Continueing with my theme of January on citrus I have been baking another version of a lemon moon cake (know in Denmark as citronmåne), which time in form of a mazarin cake. I found the original recipe in the weekly newspaper magazine "Spis & Bo" (issue 10. October 2015).
A mazarin cake is a cake with very low height, as it baked without baking powder.

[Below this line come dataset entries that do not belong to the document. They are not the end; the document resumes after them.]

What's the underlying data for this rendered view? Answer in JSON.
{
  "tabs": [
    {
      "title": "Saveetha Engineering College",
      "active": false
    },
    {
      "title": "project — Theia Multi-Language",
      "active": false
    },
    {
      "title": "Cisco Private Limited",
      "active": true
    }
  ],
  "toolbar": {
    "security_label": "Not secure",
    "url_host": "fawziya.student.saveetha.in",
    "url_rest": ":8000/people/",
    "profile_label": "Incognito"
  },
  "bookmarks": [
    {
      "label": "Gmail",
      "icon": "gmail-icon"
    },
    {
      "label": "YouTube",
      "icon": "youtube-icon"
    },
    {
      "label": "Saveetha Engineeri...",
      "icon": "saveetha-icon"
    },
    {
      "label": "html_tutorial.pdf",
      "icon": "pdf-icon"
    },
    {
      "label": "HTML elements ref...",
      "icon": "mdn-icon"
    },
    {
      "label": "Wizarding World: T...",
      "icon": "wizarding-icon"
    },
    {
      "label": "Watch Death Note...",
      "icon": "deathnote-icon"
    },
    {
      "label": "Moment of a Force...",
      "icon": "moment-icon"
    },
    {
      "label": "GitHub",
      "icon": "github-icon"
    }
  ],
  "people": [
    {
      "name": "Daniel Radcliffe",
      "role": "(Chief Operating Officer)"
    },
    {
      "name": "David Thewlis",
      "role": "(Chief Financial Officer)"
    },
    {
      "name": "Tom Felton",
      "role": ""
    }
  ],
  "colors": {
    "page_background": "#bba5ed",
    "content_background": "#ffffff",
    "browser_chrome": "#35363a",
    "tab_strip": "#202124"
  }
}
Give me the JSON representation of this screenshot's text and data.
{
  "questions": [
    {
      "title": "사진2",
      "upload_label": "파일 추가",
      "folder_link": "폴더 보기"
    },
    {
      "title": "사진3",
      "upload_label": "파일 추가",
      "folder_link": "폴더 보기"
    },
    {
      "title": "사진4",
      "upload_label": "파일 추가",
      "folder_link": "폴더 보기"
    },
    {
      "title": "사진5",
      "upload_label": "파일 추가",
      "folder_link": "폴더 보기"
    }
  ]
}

Other suggestion on lemon moon cake could either be this lemon moon a la Løgismose or round lemon cake from "Te og kager året rundt".
Mazarin lemon moon cake:
- 100 g marzipan - grated
- 100 g sugar
- 100 g butter - at room temperature
- 2 eggs
- 50 g (cake) flour
- 1 organic lemon - zest (for the cake dough) & juice (for the glazing)
- 150 g icing sugar
- lemon zest and/or freeze-dried raspberry for decoration
- Heat up the oven to 175'C.
- Whip grated marzipan, sugar, butter and lemon zest together into a homogenous mass.
- Whip in the eggs, one by one.
- Finally whip in the flour.
- Cover a spring form (20 cm) with baking paper.
- Bake the mazarin cake at 175'C for 25 minutes.
- Cool down the cake.
- Stir the lemon juice and icing sugar together.
- Cover the surface of the cold cake with the sugar glazing.
- Decorate the sugar glazing with freeze-dried raspberry and/or lemon zest.